1. In case you haven’t heard, we’re all supposed to be 6 feet tall now, so do remember when you go shopping for pants, that you will have to add on an additional $10 for hemming. I know, the average woman is still only 5’2, but please, work with us.

2. Oh, and to further fufill that height requirement, poorly made, stilleto heels will be available for you at a price comparable to your monthly grocery bill.

3. In addition to the pants that only cover you one inch above your crotch, high waisted pants that didn’t look good back in the 80’s are now back to  further embarass you as well.

4. Large sized clothing will now be cut to fit smaller frames, but for convenience sake, will retain the “large” size tag.

5. Fitting rooms will continue to have garish lighting and mirrors tilting at a downward angle, so rest assured, you’ll still look like a troll in whatever you try on.

6. Customer service at retail establishments will continue to be snarky, unhelpful, and will never have your size.

7. Oh, new development, shirts this year will be empire cut and balloon shaped, however, you arms must now be the size of broom handles in order for the sleeves to fit.

8.  This year grey will be the new pink, and yellow will be the new brown.
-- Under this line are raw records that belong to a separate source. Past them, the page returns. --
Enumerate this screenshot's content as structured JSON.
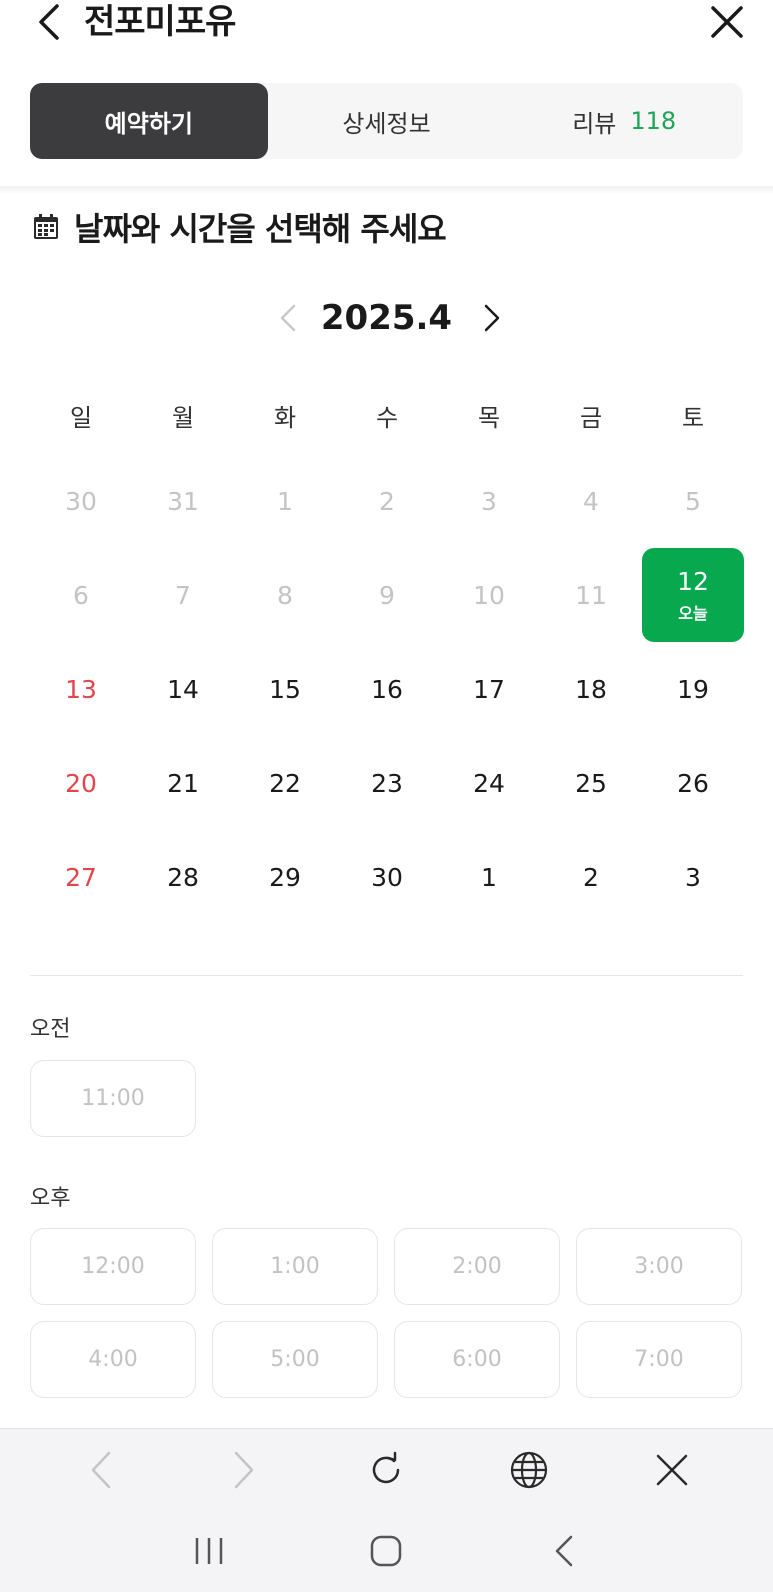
{
  "header": {
    "title": "전포미포유",
    "back_icon": "chevron-left-icon",
    "close_icon": "close-icon"
  },
  "tabs": [
    {
      "label": "예약하기",
      "active": true
    },
    {
      "label": "상세정보",
      "active": false
    },
    {
      "label": "리뷰",
      "count": "118",
      "active": false
    }
  ],
  "section": {
    "title": "날짜와 시간을 선택해 주세요",
    "icon": "calendar-icon"
  },
  "month_nav": {
    "label": "2025.4"
  },
  "weekdays": [
    "일",
    "월",
    "화",
    "수",
    "목",
    "금",
    "토"
  ],
  "calendar": {
    "rows": [
      [
        {
          "d": "30",
          "state": "muted"
        },
        {
          "d": "31",
          "state": "muted"
        },
        {
          "d": "1",
          "state": "muted"
        },
        {
          "d": "2",
          "state": "muted"
        },
        {
          "d": "3",
          "state": "muted"
        },
        {
          "d": "4",
          "state": "muted"
        },
        {
          "d": "5",
          "state": "muted"
        }
      ],
      [
        {
          "d": "6",
          "state": "muted"
        },
        {
          "d": "7",
          "state": "muted"
        },
        {
          "d": "8",
          "state": "muted"
        },
        {
          "d": "9",
          "state": "muted"
        },
        {
          "d": "10",
          "state": "muted"
        },
        {
          "d": "11",
          "state": "muted"
        },
        {
          "d": "12",
          "state": "today",
          "sub": "오늘"
        }
      ],
      [
        {
          "d": "13",
          "state": "sunday"
        },
        {
          "d": "14",
          "state": "normal"
        },
        {
          "d": "15",
          "state": "normal"
        },
        {
          "d": "16",
          "state": "normal"
        },
        {
          "d": "17",
          "state": "normal"
        },
        {
          "d": "18",
          "state": "normal"
        },
        {
          "d": "19",
          "state": "normal"
        }
      ],
      [
        {
          "d": "20",
          "state": "sunday"
        },
        {
          "d": "21",
          "state": "normal"
        },
        {
          "d": "22",
          "state": "normal"
        },
        {
          "d": "23",
          "state": "normal"
        },
        {
          "d": "24",
          "state": "normal"
        },
        {
          "d": "25",
          "state": "normal"
        },
        {
          "d": "26",
          "state": "normal"
        }
      ],
      [
        {
          "d": "27",
          "state": "sunday"
        },
        {
          "d": "28",
          "state": "normal"
        },
        {
          "d": "29",
          "state": "normal"
        },
        {
          "d": "30",
          "state": "normal"
        },
        {
          "d": "1",
          "state": "normal"
        },
        {
          "d": "2",
          "state": "normal"
        },
        {
          "d": "3",
          "state": "normal"
        }
      ]
    ]
  },
  "morning": {
    "label": "오전",
    "slots": [
      "11:00"
    ]
  },
  "afternoon": {
    "label": "오후",
    "slots": [
      "12:00",
      "1:00",
      "2:00",
      "3:00",
      "4:00",
      "5:00",
      "6:00",
      "7:00"
    ]
  },
  "browser_bar": {
    "icons": [
      "back-icon",
      "forward-icon",
      "refresh-icon",
      "globe-icon",
      "close-icon"
    ]
  },
  "system_nav": {
    "icons": [
      "recent-apps-icon",
      "home-icon",
      "back-icon"
    ]
  },
  "colors": {
    "accent_green": "#08a84f",
    "review_count": "#1fa556",
    "sunday_red": "#e0464b",
    "active_tab": "#3c3c3e",
    "muted_text": "#c4c4c4"
  }
}
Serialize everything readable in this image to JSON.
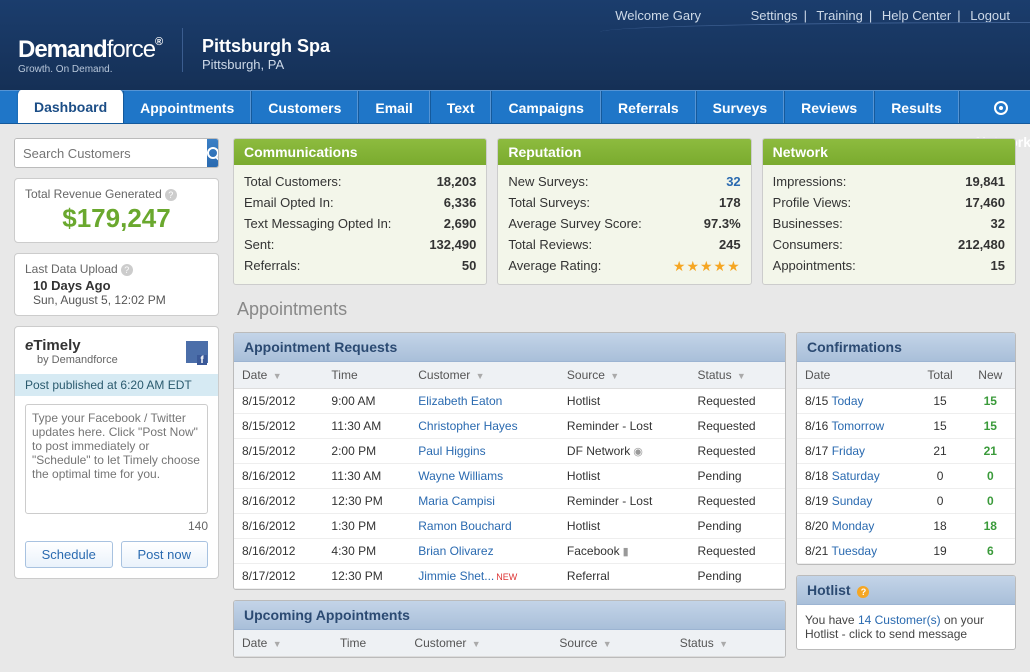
{
  "header": {
    "welcome": "Welcome Gary",
    "links": [
      "Settings",
      "Training",
      "Help Center",
      "Logout"
    ],
    "brand": "Demand",
    "brand2": "force",
    "brand3": "®",
    "tagline": "Growth. On Demand.",
    "company": "Pittsburgh Spa",
    "location": "Pittsburgh, PA"
  },
  "nav": [
    "Dashboard",
    "Appointments",
    "Customers",
    "Email",
    "Text",
    "Campaigns",
    "Referrals",
    "Surveys",
    "Reviews",
    "Results",
    "Network"
  ],
  "search": {
    "placeholder": "Search Customers"
  },
  "revenue": {
    "label": "Total Revenue Generated",
    "value": "$179,247"
  },
  "upload": {
    "label": "Last Data Upload",
    "when": "10 Days Ago",
    "time": "Sun, August 5, 12:02 PM"
  },
  "timely": {
    "title1": "e",
    "title2": "Timely",
    "by": "by Demandforce",
    "status": "Post published at 6:20 AM EDT",
    "placeholder": "Type your Facebook / Twitter updates here. Click \"Post Now\" to post immediately or \"Schedule\" to let Timely choose the optimal time for you.",
    "count": "140",
    "schedule": "Schedule",
    "postnow": "Post now"
  },
  "stats": {
    "comm": {
      "title": "Communications",
      "rows": [
        {
          "l": "Total Customers:",
          "v": "18,203"
        },
        {
          "l": "Email Opted In:",
          "v": "6,336"
        },
        {
          "l": "Text Messaging Opted In:",
          "v": "2,690"
        },
        {
          "l": "Sent:",
          "v": "132,490"
        },
        {
          "l": "Referrals:",
          "v": "50"
        }
      ]
    },
    "rep": {
      "title": "Reputation",
      "rows": [
        {
          "l": "New Surveys:",
          "v": "32",
          "link": true
        },
        {
          "l": "Total Surveys:",
          "v": "178"
        },
        {
          "l": "Average Survey Score:",
          "v": "97.3%"
        },
        {
          "l": "Total Reviews:",
          "v": "245"
        },
        {
          "l": "Average Rating:",
          "stars": true
        }
      ]
    },
    "net": {
      "title": "Network",
      "rows": [
        {
          "l": "Impressions:",
          "v": "19,841"
        },
        {
          "l": "Profile Views:",
          "v": "17,460"
        },
        {
          "l": "Businesses:",
          "v": "32"
        },
        {
          "l": "Consumers:",
          "v": "212,480"
        },
        {
          "l": "Appointments:",
          "v": "15"
        }
      ]
    }
  },
  "appointments": {
    "section": "Appointments",
    "requests": {
      "title": "Appointment Requests",
      "cols": [
        "Date",
        "Time",
        "Customer",
        "Source",
        "Status"
      ],
      "rows": [
        {
          "d": "8/15/2012",
          "t": "9:00 AM",
          "c": "Elizabeth Eaton",
          "s": "Hotlist",
          "st": "Requested"
        },
        {
          "d": "8/15/2012",
          "t": "11:30 AM",
          "c": "Christopher Hayes",
          "s": "Reminder - Lost",
          "st": "Requested"
        },
        {
          "d": "8/15/2012",
          "t": "2:00 PM",
          "c": "Paul Higgins",
          "s": "DF Network",
          "st": "Requested",
          "pin": true
        },
        {
          "d": "8/16/2012",
          "t": "11:30 AM",
          "c": "Wayne Williams",
          "s": "Hotlist",
          "st": "Pending"
        },
        {
          "d": "8/16/2012",
          "t": "12:30 PM",
          "c": "Maria Campisi",
          "s": "Reminder - Lost",
          "st": "Requested"
        },
        {
          "d": "8/16/2012",
          "t": "1:30 PM",
          "c": "Ramon Bouchard",
          "s": "Hotlist",
          "st": "Pending"
        },
        {
          "d": "8/16/2012",
          "t": "4:30 PM",
          "c": "Brian Olivarez",
          "s": "Facebook",
          "st": "Requested",
          "fb": true
        },
        {
          "d": "8/17/2012",
          "t": "12:30 PM",
          "c": "Jimmie Shet...",
          "s": "Referral",
          "st": "Pending",
          "isnew": true
        }
      ]
    },
    "upcoming": {
      "title": "Upcoming Appointments",
      "cols": [
        "Date",
        "Time",
        "Customer",
        "Source",
        "Status"
      ]
    },
    "confirmations": {
      "title": "Confirmations",
      "cols": [
        "Date",
        "Total",
        "New"
      ],
      "rows": [
        {
          "d": "8/15",
          "day": "Today",
          "t": "15",
          "n": "15"
        },
        {
          "d": "8/16",
          "day": "Tomorrow",
          "t": "15",
          "n": "15"
        },
        {
          "d": "8/17",
          "day": "Friday",
          "t": "21",
          "n": "21"
        },
        {
          "d": "8/18",
          "day": "Saturday",
          "t": "0",
          "n": "0"
        },
        {
          "d": "8/19",
          "day": "Sunday",
          "t": "0",
          "n": "0"
        },
        {
          "d": "8/20",
          "day": "Monday",
          "t": "18",
          "n": "18"
        },
        {
          "d": "8/21",
          "day": "Tuesday",
          "t": "19",
          "n": "6"
        }
      ]
    },
    "hotlist": {
      "title": "Hotlist",
      "text1": "You have ",
      "link": "14 Customer(s)",
      "text2": " on your Hotlist - click to send message"
    }
  }
}
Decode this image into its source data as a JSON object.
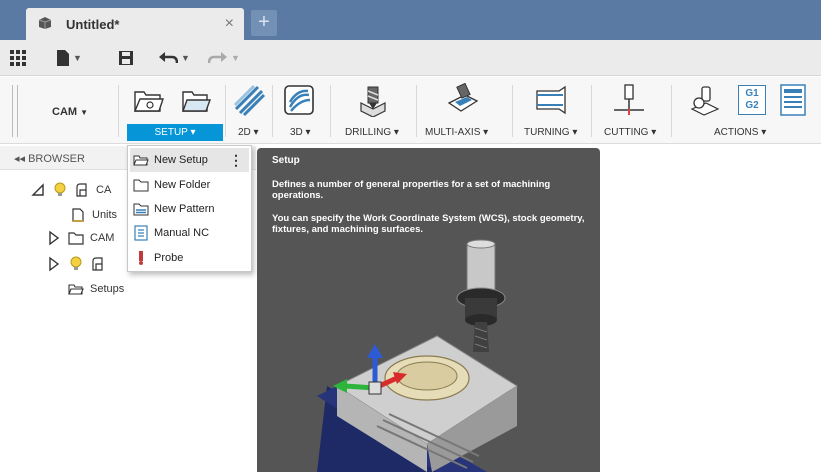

9. Now, just a reminder: you are required to wear oddly hued tights with high-heeled ankle boots. Please check with your insurance company regarding coverage for high risk activities, because we’re fairly certain that emergency room visits for ankle sprains, ligament tears, and cut appendages are not covered.  

These rules are subject to change without prior notification and management shall not be held responsible for the bitching, complaining, any and all ensuing eating disorders, and violence against department store clerks.

Thank you for your continued cooperation and have a good day.